Study: Breast Cancer Trends Are Disturbing
For this study, Dennis Deapen, DrPh, and colleagues looked at cancer rates in Los Angeles County the most highly populated and one of the most ethnically diverse counties in the US. They examined cancer trends among different ethnic groups from 1993 to 1997.

Over this five-year period, breast cancer rates among Asian Americans older than 50 increased by slightly more than 6% per year. In contrast, the increase among whites averaged only 1.5% per year, and was even lower among African Americans.

The researchers also looked at the numbers among different Asian-American groups. The highest increases were among Japanese Americans, who were the earliest to settle in large numbers in the Los Angeles area.

By 1997, these rates were higher than those seen for blacks, and were approaching those of white women.

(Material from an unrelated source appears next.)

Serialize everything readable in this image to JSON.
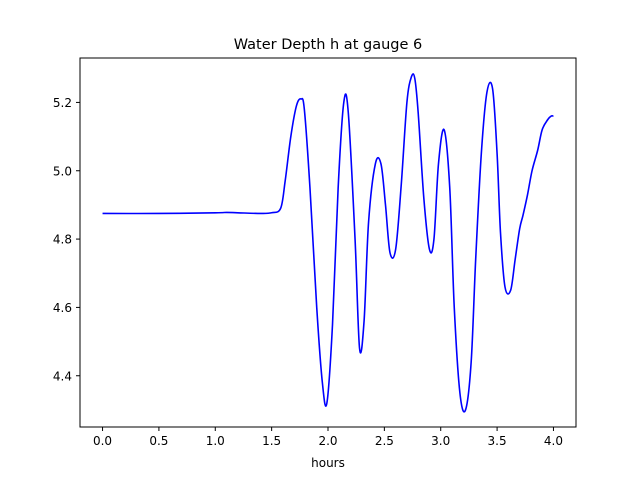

If this trend has continued (there is a lag time of a few years needed to collect results), the rate among Japanese Americans may now be higher than among any other group, said the authors.

The rates for Filipino women were almost as high as those for Japanese Americans. Women of Chinese and Korean descent had rates about half those of Japanese and Filipino women.

The study authors pointed out that in general, these groups migrated to the US later, which may mean that the rates can be expected to rise in the future, as they too adopt more Westernized lifestyles.

Awareness Needed Among These Populations
Both doctors and the Asian-American women they care for need to be mindful that they may be at greater risk than once thought, the authors noted.

"These data demonstrate the need for increasing awareness among Asian women and their health care providers of breast cancer as a significant health hazard," said the authors.

"It is possible that many physicians are unaware that the well-known low breast cancer risk among these women in past decades is no longer true and that breast cancer screening is as important as among white and African-American women," they concluded.